One job I would definitely never do and that should be obvious. I will never be a model. Well, look at me! I am far too old and the dread 90 is sneaking up on me, but even when I was younger it was not suitable to parade myself in front of people. I am quite sure my Quaker parents would not approve at all. Of course, if I could turn the clock back a long way it could be a different story.
I have not made much progress with this homework as I have spent hours hunting through old family photographs to see how I looked when I was younger. Sometimes I was pleasantly surprised at what I saw, even though at 16 I looked more like a 12-year-old. Not at all resembling the teenage models of today.

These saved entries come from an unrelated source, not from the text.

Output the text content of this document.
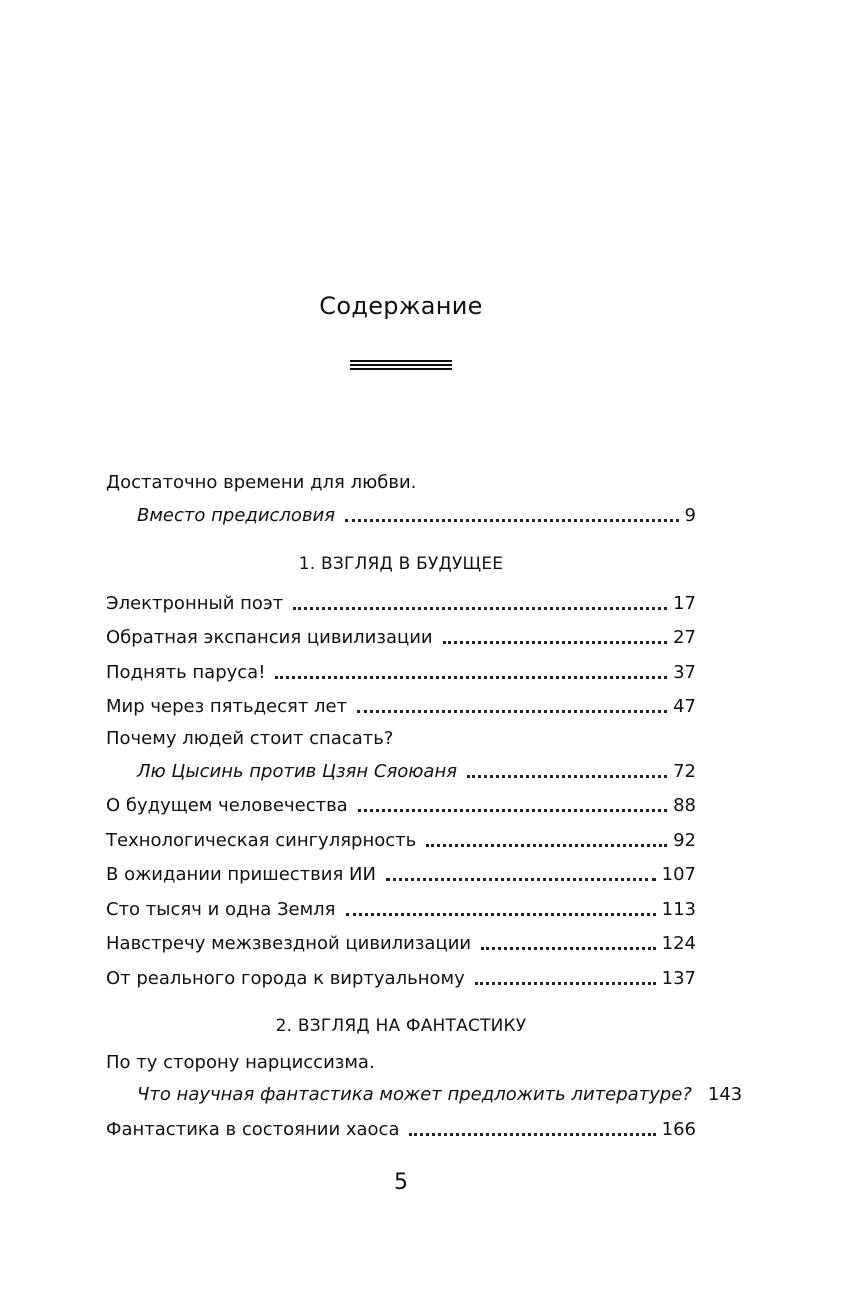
Содержание
Достаточно времени для любви.
Вместо предисловия	9
1. ВЗГЛЯД В БУДУЩЕЕ
Электронный поэт	17
Обратная экспансия цивилизации	27
Поднять паруса!	37
Мир через пятьдесят лет	47
Почему людей стоит спасать?
Лю Цысинь против Цзян Сяоюаня	72
О будущем человечества	88
Технологическая сингулярность	92
В ожидании пришествия ИИ	107
Сто тысяч и одна Земля	113
Навстречу межзвездной цивилизации	124
От реального города к виртуальному	137
2. ВЗГЛЯД НА ФАНТАСТИКУ
По ту сторону нарциссизма.
Что научная фантастика может предложить литературе? 143
Фантастика в состоянии хаоса	166
5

Then there was the swagger as they strut down the runway. I am sure I could do that with a bit of practice. I took off my slippers and tried on a pair of my best shoes but they didn't give the right effect. Where are those high-heeled ones I have hung onto for the grandchildren to play with? Once I found them I progressed quite well until I landed most inelegantly on the carpet.
I rested on the floor for 10 minutes until the arthritic pain eased, before wriggling over to the sofa. I chose the one with a nice solid arms, and levered myself into a sitting position then up onto the seat. I decided I had better not worry about my new career for another day.
But I wasn't finished. Another day arrived and I was sure some models only did head and shoulders work. I made my way to the bathroom, with help from my walking stick, and dug out my meagre collection of cosmetics and began my transformation. A heavy application of foundation covered some wrinkles, as did the addition of a few coats of powder. A blank face stared back at me from the mirror and I realised that what was missing were eyelashes and brows. A hunt produced some very solidly dry mascara that, by the addition of a little spit, became usable so I proceeded to apply it.
My arms were getting tired by then so I am afraid my brows were looking slightly cockeyed and the eyelashes on one eye were running with tears because, inadvertently, I had stuck the mascara brush into it. That, I think has convinced me I will never get or pursue the dream of the job as a model.